June turned out to be disastrous. I went from
making $3,600 in May to $1,600 in June, a drop of over 50%. Certainly it didn't
help that I wasn't producing content like I did before, nor taking my new
profession more seriously. Heck, I couldn't even bother to write these blog
posts to chart my journey, which I'd promise to do from day one.
With any new endeavor, there's an adjustment
period, but there also comes a point where you see yourself for what you are.
I'd gotten lazy, allowing myself to get distracted by whatever came up. When I
realized that I might be in trouble, I did what most people do. Like a coward,
I hit the job market, electing to work during the day and write in the evening (even
though I wasn't doing much writing in the first place) while I waited out the
summer downturn. Again, I wasn't addressing the real problem at hand.
Now I really have to hand it to The Huffington
Post/AOL, where I interviewed in late June. Our interview was supposed to run a
couple hours, but turned into a 5-hour marathon. I got pounded from every conceivable
angle, technical question after technical question.

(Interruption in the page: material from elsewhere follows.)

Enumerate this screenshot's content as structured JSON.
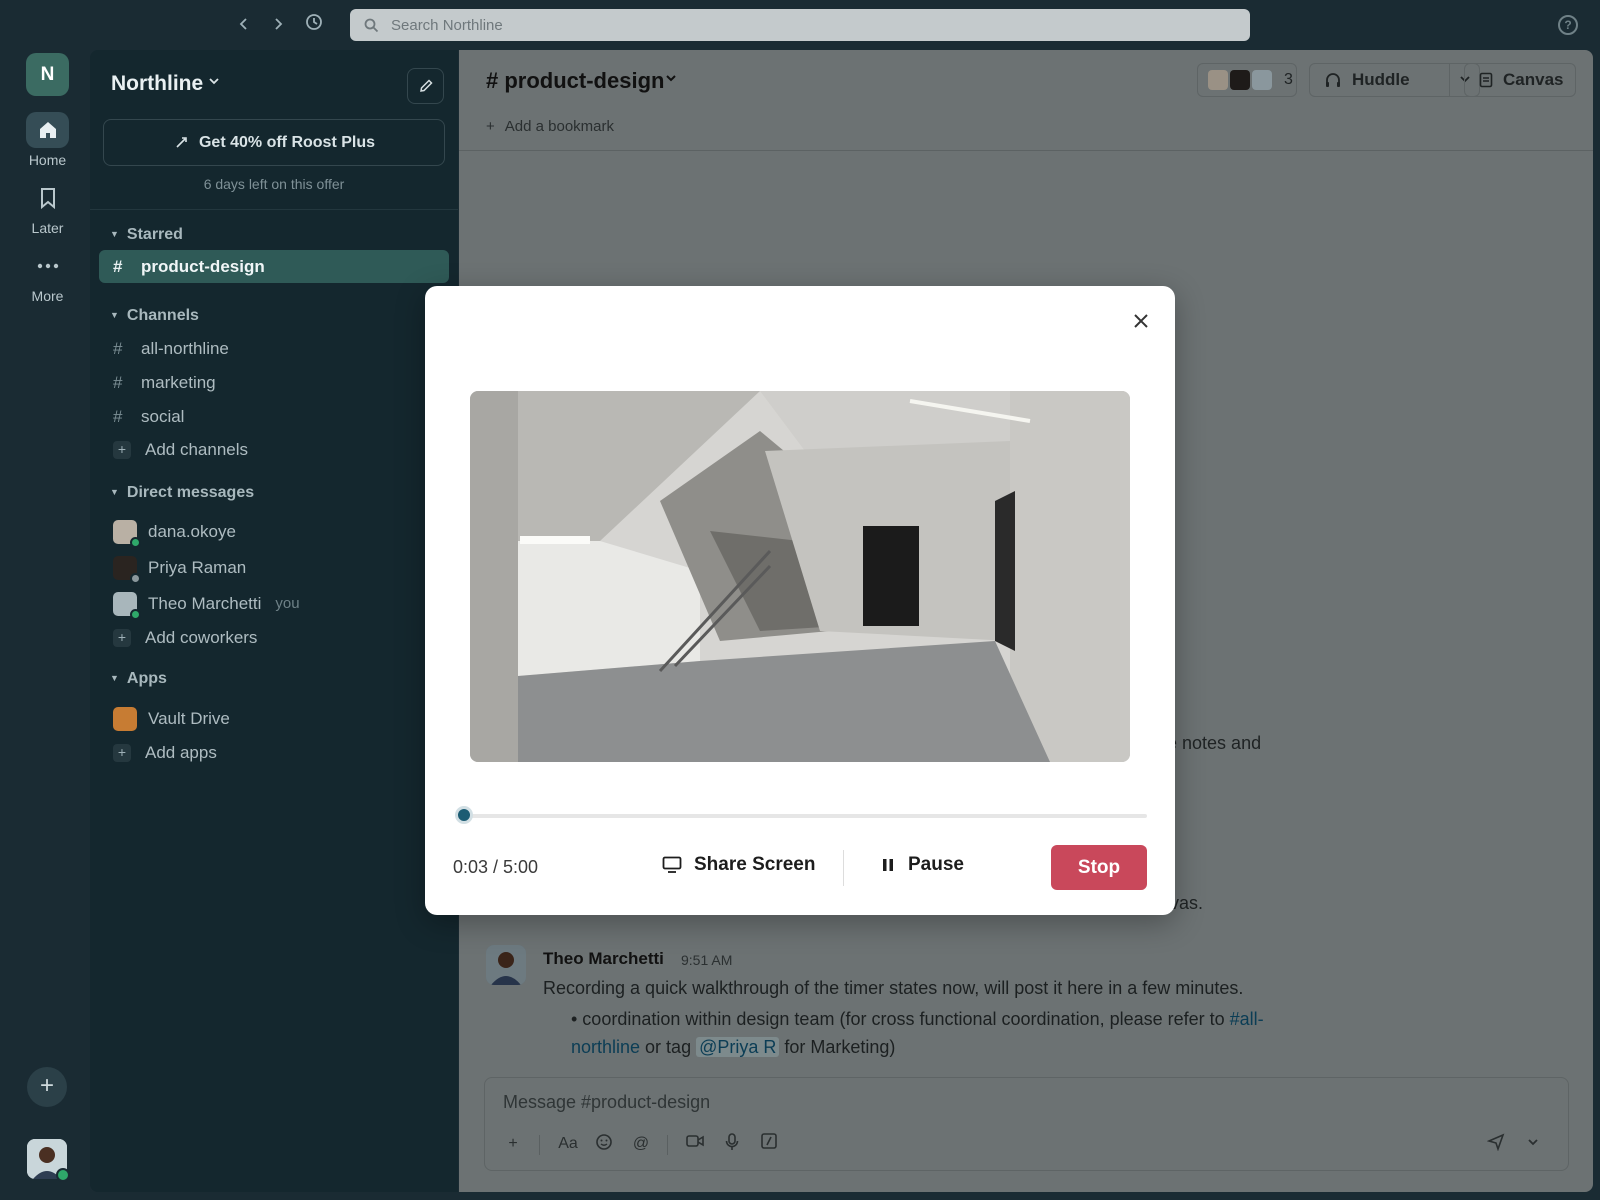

They grilled me on my
experience, like any good employer would. With my recent self-publishing
experience still fresh in my head, I missed plenty of questions. I wasn't
adequately prepared. I felt stupid. Worthless. As if I'd made up everything on
my resume. Never had I hit a lower point in my life, and when I left their
offices, I knew that I wouldn't be stepping through those doors again.

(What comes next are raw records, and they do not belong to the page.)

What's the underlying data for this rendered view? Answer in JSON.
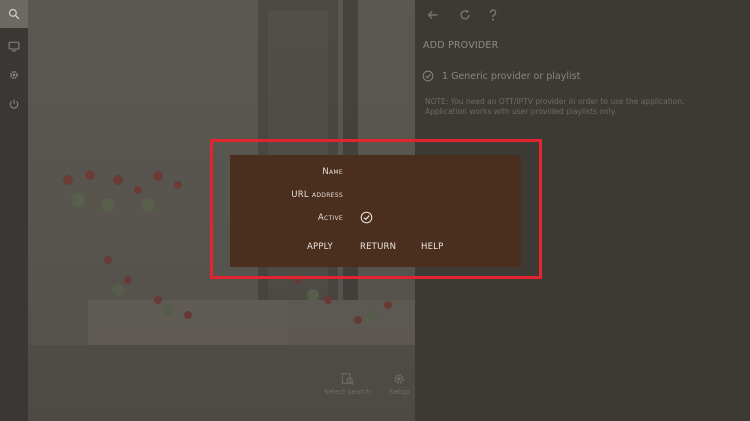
{
  "rail": {
    "items": [
      {
        "icon": "search-icon"
      },
      {
        "icon": "tv-icon"
      },
      {
        "icon": "gear-icon"
      },
      {
        "icon": "power-icon"
      }
    ]
  },
  "topbar": {
    "icons": [
      "back-arrow-icon",
      "refresh-icon",
      "help-icon"
    ]
  },
  "panel": {
    "title": "ADD PROVIDER",
    "provider_label": "1 Generic provider or playlist",
    "note_line1": "NOTE: You need an OTT/IPTV provider in order to use the application.",
    "note_line2": "Application works with user provided playlists only."
  },
  "bottom": {
    "search_label": "Select search",
    "settings_label": "Setup"
  },
  "dialog": {
    "name_label": "Name",
    "url_label": "URL address",
    "active_label": "Active",
    "apply_label": "APPLY",
    "return_label": "RETURN",
    "help_label": "HELP"
  },
  "colors": {
    "dialog_bg": "#4a2e1e",
    "highlight": "#e1242d"
  }
}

There's a name for this. It's called adversity.
Mentally I'd checked out long ago. This was my new profession, what I'd fought
40 years for. Was I really willing to jump back into a miserable and
unfulfilling day job? No, it turned out.
The most important thing in handling adversity
is how you react. All the sudden everything was crystal clear: I would need to
work my way through this. Success has nothing to do with summer downturns or
algorithms. The readers are there; I simply wasn't doing the work. I bought
into my own hype, and took far too much time off. The only way to turn things
around is by producing. It was time for some new blood.
In the past 3 weeks, I've produced 14 titles.
Two of them are on free promotion today. I told myself that I wouldn't write this
post until I’d turned things around and published at least a dozen new works.
Now that My
Little Pet Dragon has cracked the Top 50 again, I can now breath a sigh of
relief (for the moment, anyways), and say that I'm well on my way towards
building the life that I'd always dreamed of.
Currently I have 52 published works up, and
I've got a ton of new products on the way. My goal is to arrive at Christmas
with over 100 products. I'm wary of taking too much time off, and have a
personal goal of publishing a new work every 1-3 days. A few times I've
published a new work within 24 hours, but only if it was ready. Remember, garbage
begets garbage.
So what does all of that have to do with today?
Today feels like the first time that I’m making good on my promise. I will get
over the hump, regardless to what Amazon does to their system, but not by
giving up on my writing. As long as I maintain my discipline, and keep putting
out quality work, everything will be all right.
Today is a new day, the first of a new journey.
Now that I've straightened myself out, it's time to obtain what I'm really
after: to be one of the most successful indie authors today.
Most likely it will take more than 100 days.
Who knows? Follow me as I document my experiences and shoot for the stars.